SEM micromorphology and EDS spectroscopy were used to study the growth of the oxide-scale protective layer. The thermal oxidation of FeCrAl alloy microfibers, after one MSHT cycle, results in the formation of predominantly Al₂O₃ platelet-like formation on the surface. The SEM images further reveal that the oxide-scale layer was not uniform on the surface of the fibers. However, after multiple MSHT cycles, a relatively uniform oxide-scale layer and clumped oxide particles were observed on the surface of the fibers. The results prove that the oxide-scale layer is evolving and changing with the multiple heat treatment cycles from platelet-like morphology to clumped particles. The AFM analyses of the fibers surface topography show that heat treatment increases the surface roughness where the surface roughness of one and eighteen MSHT cycles are approximately the same.

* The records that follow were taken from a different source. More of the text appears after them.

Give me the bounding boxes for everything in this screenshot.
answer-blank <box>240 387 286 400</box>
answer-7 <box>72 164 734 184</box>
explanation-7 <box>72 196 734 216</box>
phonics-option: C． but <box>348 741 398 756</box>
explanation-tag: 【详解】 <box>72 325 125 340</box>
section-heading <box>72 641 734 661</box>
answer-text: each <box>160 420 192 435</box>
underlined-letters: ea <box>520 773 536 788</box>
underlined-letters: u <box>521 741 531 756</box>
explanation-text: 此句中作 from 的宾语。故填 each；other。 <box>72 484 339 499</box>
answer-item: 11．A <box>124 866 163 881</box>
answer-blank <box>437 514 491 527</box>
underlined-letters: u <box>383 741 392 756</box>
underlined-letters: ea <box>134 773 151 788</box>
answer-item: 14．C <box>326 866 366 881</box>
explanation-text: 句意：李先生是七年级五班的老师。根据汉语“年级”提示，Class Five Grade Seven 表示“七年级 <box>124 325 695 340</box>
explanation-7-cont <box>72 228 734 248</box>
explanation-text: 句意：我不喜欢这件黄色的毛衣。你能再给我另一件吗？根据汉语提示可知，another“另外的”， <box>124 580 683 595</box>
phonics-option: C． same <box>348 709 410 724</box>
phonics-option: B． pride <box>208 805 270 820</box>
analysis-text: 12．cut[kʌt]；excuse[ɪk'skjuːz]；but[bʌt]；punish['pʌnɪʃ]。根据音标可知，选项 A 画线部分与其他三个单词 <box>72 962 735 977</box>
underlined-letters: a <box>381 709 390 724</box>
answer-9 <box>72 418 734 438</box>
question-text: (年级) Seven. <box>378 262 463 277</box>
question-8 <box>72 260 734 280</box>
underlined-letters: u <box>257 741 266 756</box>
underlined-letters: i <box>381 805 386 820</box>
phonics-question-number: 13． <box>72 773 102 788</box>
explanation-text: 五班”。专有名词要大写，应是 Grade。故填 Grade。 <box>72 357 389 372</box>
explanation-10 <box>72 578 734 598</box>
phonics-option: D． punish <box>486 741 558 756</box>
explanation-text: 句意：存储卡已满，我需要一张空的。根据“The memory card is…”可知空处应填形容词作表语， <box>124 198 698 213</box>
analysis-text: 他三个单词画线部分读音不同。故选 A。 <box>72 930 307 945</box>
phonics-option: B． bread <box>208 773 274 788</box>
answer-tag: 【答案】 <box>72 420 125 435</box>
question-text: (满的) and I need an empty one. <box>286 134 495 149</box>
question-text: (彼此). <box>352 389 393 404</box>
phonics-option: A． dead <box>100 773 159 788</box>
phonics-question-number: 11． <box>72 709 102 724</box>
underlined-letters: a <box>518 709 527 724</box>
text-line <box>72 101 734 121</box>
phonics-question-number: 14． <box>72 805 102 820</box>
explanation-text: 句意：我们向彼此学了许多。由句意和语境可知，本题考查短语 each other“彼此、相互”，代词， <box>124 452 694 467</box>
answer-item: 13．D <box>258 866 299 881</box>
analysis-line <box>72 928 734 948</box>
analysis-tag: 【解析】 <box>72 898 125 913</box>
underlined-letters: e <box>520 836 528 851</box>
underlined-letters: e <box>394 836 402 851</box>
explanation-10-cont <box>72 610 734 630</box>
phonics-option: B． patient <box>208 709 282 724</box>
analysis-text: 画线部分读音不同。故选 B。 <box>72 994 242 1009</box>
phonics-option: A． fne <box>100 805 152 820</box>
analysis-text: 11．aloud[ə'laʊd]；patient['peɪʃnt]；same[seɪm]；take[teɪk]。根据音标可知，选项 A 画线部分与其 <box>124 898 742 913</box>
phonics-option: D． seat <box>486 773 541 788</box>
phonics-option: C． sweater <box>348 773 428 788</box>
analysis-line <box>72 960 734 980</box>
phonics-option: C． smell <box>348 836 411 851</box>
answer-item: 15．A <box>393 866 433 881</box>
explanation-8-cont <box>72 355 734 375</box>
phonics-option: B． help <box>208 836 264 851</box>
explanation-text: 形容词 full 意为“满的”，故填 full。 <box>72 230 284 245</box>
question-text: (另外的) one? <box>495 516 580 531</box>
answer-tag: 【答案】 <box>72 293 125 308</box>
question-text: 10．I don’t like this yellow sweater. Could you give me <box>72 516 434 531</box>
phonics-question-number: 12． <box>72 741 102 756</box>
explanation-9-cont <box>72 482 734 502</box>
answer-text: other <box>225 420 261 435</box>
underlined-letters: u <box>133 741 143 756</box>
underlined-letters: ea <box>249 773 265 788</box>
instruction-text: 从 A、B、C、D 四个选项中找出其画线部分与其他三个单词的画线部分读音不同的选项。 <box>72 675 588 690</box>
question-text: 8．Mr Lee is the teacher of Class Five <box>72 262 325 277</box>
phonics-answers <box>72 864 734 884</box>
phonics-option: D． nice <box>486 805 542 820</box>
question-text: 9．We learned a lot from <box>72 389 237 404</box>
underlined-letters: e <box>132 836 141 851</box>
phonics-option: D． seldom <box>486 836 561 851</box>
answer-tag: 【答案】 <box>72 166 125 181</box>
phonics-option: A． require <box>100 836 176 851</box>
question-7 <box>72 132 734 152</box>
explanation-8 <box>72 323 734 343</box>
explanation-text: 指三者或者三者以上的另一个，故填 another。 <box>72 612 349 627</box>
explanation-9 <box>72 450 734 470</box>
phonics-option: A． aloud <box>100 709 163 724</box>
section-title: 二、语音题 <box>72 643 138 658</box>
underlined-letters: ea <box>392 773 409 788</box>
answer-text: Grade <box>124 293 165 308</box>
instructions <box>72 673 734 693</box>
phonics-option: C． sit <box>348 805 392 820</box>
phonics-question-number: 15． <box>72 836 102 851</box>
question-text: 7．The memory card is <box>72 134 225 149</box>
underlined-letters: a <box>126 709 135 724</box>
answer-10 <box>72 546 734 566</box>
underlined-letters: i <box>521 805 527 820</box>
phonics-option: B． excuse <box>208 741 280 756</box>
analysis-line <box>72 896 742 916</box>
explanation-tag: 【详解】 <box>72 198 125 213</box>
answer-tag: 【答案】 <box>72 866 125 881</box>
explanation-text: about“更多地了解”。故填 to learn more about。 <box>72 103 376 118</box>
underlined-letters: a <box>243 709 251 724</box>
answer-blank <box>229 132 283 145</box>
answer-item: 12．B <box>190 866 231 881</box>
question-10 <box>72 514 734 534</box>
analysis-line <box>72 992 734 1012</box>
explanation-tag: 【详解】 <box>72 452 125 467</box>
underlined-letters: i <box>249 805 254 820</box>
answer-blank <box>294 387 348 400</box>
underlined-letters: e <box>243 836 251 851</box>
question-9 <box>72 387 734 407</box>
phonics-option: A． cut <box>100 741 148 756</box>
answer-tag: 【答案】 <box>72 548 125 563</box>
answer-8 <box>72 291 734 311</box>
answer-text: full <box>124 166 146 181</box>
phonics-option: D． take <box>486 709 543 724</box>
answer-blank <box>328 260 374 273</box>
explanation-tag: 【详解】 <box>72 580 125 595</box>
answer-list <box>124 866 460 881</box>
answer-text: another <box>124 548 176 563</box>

XRD analyses after one multistage thermal oxidation reveal the existence of amorphous alumina and diffraction pattern peaks of crystalline Fe₂CrAl. In contrast, the results of eighteen multistage thermal oxidation cycles displayed diffraction pattern peaks of crystalline Cr and stable α-Al₂O₃.

The x-ray maps of the fiber cross-section after one MSHT show a relatively homogeneous base-metal alloy with few tiny spots of high chromium concentration. However, after eighteen MSHT cycles, the x-ray maps show a non-homogeneous base-metal alloy with relatively large spots with high chromium concentration, resulting from the multiple MSHT cycles and the high diffusion of the aluminum.

It is known that the multistage thermal oxidation accelerates the growth rate of the Al₂O₃ protective layer. The rapid growth rate and the phase transformation of the Al₂O₃ layer can cause internal stresses due to the variation in volume and thermal expansion, leading to cracks and spalling of the protective oxide-scale layer. EDS spectroscopy of the fibers' surface after heat treatment shows high aluminum and oxygen contents, confirming the formation of the oxide-scale layer. This study reveals and documents the changing nature of the oxide-scale layer with MSHT cycles, which should be considered when used as a carrier of additional wash-coats and catalysts.